Bisnis.com, JAKARTA - Driver taksi online (taksol) justru ingin agar tidak diatur dalam UU No. 22/2009 tentang Lalu Lintas Angkutan Jalan (LLAJ), di saat driver ojek online (ojol) berharap hal yang sebaliknya.
Perwakilan Forum Komunikasi Driver Online (FKDO) Aris Rinaldi berharap agar Komisi V DPR yang tengah membahas revisi tersebut lebih selektif memasukan aktivitas transportasi daring dalam regulasi.
"Kami ingin menyampaikan RUU ini agar lebih selektif lagi menerapkan [transportasi] online terutama Angkutan Sewa Khusus [ASK] agar pertimbangan kembali. ASK oleh pemerintah sempat diatur tetapi dibingungkan pemerintah karena aturan dibuat tanpa proses penelitian, pengkajian, sehingga beberapa kali peraturan menteri perhubungan yang diterbitkan kandas terus," jelasnya dalam Rapat Dengar Pendapat Umum di Komisi V DPR, Senin (6/7/2020).
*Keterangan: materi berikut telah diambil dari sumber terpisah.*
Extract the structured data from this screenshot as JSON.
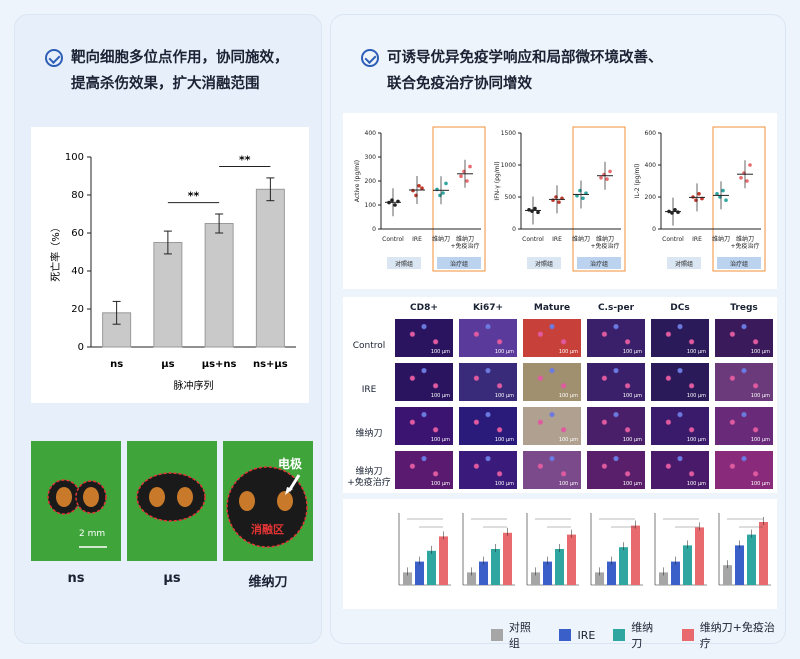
{
  "left_panel": {
    "heading_line1": "靶向细胞多位点作用，协同施效，",
    "heading_line2": "提高杀伤效果，扩大消融范围",
    "chart": {
      "ylabel": "死亡率（%）",
      "xlabel": "脉冲序列",
      "sig1": "**",
      "sig2": "**"
    },
    "ablation_images": {
      "labels": [
        "ns",
        "μs",
        "维纳刀"
      ],
      "scale_label": "2 mm",
      "electrode_label": "电极",
      "ablation_label": "消融区"
    }
  },
  "right_panel": {
    "heading_line1": "可诱导优异免疫学响应和局部微环境改善、",
    "heading_line2": "联合免疫治疗协同增效",
    "scatter_plots": [
      {
        "ylabel": "Active (pg/ml)",
        "yticks": [
          "0",
          "100",
          "200",
          "300",
          "400"
        ]
      },
      {
        "ylabel": "IFN-γ (pg/ml)",
        "yticks": [
          "0",
          "500",
          "1000",
          "1500"
        ]
      },
      {
        "ylabel": "IL-2 (pg/ml)",
        "yticks": [
          "0",
          "200",
          "400",
          "600"
        ]
      }
    ],
    "scatter_categories": [
      "Control",
      "IRE",
      "维纳刀",
      "维纳刀\n+免疫治疗"
    ],
    "group_labels": {
      "control": "对照组",
      "treatment": "治疗组"
    },
    "grid": {
      "columns": [
        "CD8+",
        "Ki67+",
        "Mature",
        "C.s-per",
        "DCs",
        "Tregs"
      ],
      "rows": [
        "Control",
        "IRE",
        "维纳刀",
        "维纳刀\n+免疫治疗"
      ],
      "scale_label": "100 μm"
    },
    "legend": [
      "对照组",
      "IRE",
      "维纳刀",
      "维纳刀+免疫治疗"
    ],
    "legend_colors": [
      "#a6a6a6",
      "#3a5fc9",
      "#2fa6a0",
      "#e86a6e"
    ]
  },
  "chart_data": {
    "type": "bar",
    "categories": [
      "ns",
      "μs",
      "μs+ns",
      "ns+μs"
    ],
    "values": [
      18,
      55,
      65,
      83
    ],
    "errors": [
      6,
      6,
      5,
      6
    ],
    "xlabel": "脉冲序列",
    "ylabel": "死亡率（%）",
    "ylim": [
      0,
      100
    ],
    "yticks": [
      0,
      20,
      40,
      60,
      80,
      100
    ],
    "significance": [
      {
        "from": "μs",
        "to": "μs+ns",
        "label": "**"
      },
      {
        "from": "μs+ns",
        "to": "ns+μs",
        "label": "**"
      }
    ]
  }
}
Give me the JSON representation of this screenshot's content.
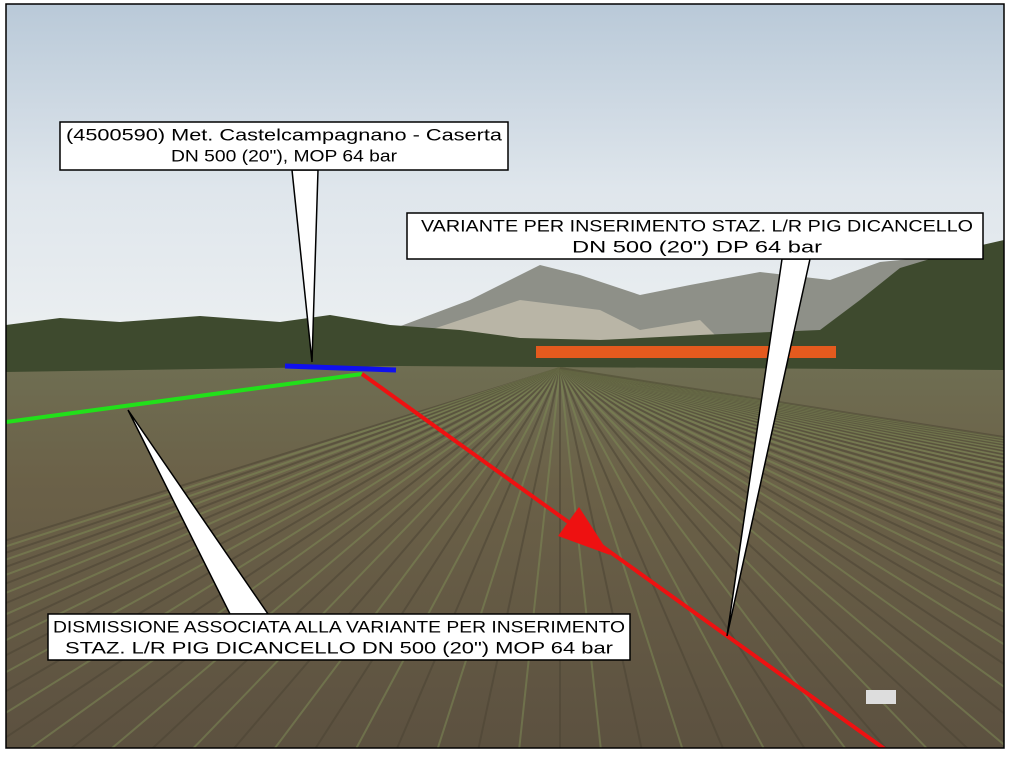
{
  "callouts": [
    {
      "lines": [
        "(4500590) Met. Castelcampagnano - Caserta",
        "DN 500 (20\"), MOP 64 bar"
      ]
    },
    {
      "lines": [
        "VARIANTE  PER INSERIMENTO STAZ. L/R PIG DICANCELLO",
        "DN 500 (20\") DP 64 bar"
      ]
    },
    {
      "lines": [
        "DISMISSIONE ASSOCIATA ALLA VARIANTE  PER INSERIMENTO",
        "STAZ. L/R PIG DICANCELLO DN 500 (20\") MOP 64 bar"
      ]
    }
  ]
}
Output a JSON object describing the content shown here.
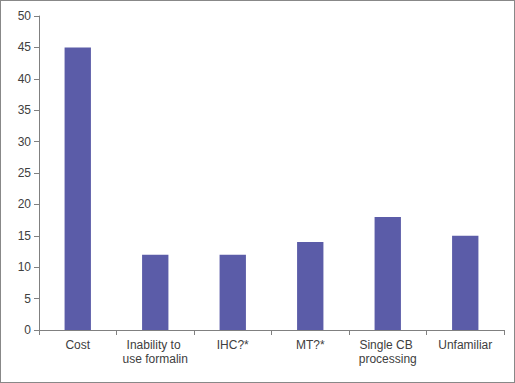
{
  "chart_data": {
    "type": "bar",
    "categories": [
      "Cost",
      "Inability to use formalin",
      "IHC?*",
      "MT?*",
      "Single CB processing",
      "Unfamiliar"
    ],
    "values": [
      45,
      12,
      12,
      14,
      18,
      15
    ],
    "color": "#5b5ca8",
    "ylim": [
      0,
      50
    ],
    "yticks": [
      0,
      5,
      10,
      15,
      20,
      25,
      30,
      35,
      40,
      45,
      50
    ],
    "grid": false
  }
}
Menurutnya, Peraturan Menteri Perhubungan No. 118/2018 tentang ASK tidak menguntungkan pelaku taksi online. Pasalnya, dengan dianggap sebagai angkutan umum, pengemudi taksol dibebankan berbagai kewajiban seperti uji kir hingga penggunaan stiker.
"ASK menolak tertuang dalam revisi UU, kami juga belum mendapatkan definsi aplikasi [taksol dan ojol] ini, kami tidak dapat definisi aplikasi online ini dari aturan manapun," paparnya.
Sejalan, Perwakilan Komunitas Aksi Nasional Driver Online (Komando) Adrian mengatakan semakin lama aktivitas taksol semakin memberatkan para mitra pengemudi. Sejak menjadi mitra taksol pada 2014 dia menyebut penghasilannya terus menurun.
Baca Juga
"Saat kemunculannya kami berbangga ini produk kreativitas dan kemandirian, filosofi itu yang ada, sampai kami berani diberhentikan bekerja dan ini jadi tempat menaungi kami. Kondisi saat ini sungguh jauh berbeda, sekedar contoh perbedaan penghasilan tempo hari Rp500.000-Rp600.000 cukup mudah, untuk dapat penghasilan seperti itu saat ini sangat sulit," bebernya.
Dia menegaskan dari penghasilan per hari Rp400.000 itu dipotong 20 persen oleh aplikator, lalu dipotong bensin Rp100.000, dan cicilan mobil per hari Rp100.00. Hasilnya, yang didapat dan dibawa pulang hanya Rp120.000.
"Penurunan drastisnya sudah signifikan. Ada aturan Angkutan Sewa Khusus, kami sangat keberatan, apalagi produk hukum ini dalam revisi UU LLAJ. Dengan kondisi saat ini kami tak mampu bersaing, kami tak mampu lagi bayar kewajiban sebagai badan hukum," tegasnya.
Dia menegaskan implikasi sebagai angkutan umum yang tidak dapat ditanggung oleh mitra pengemudi taksol karena sifatnya yang mandiri, sedangkan konsekuensi angkutan umum harus membayar menjadi badan hukum, uji kir, dan ketentuan lainnya.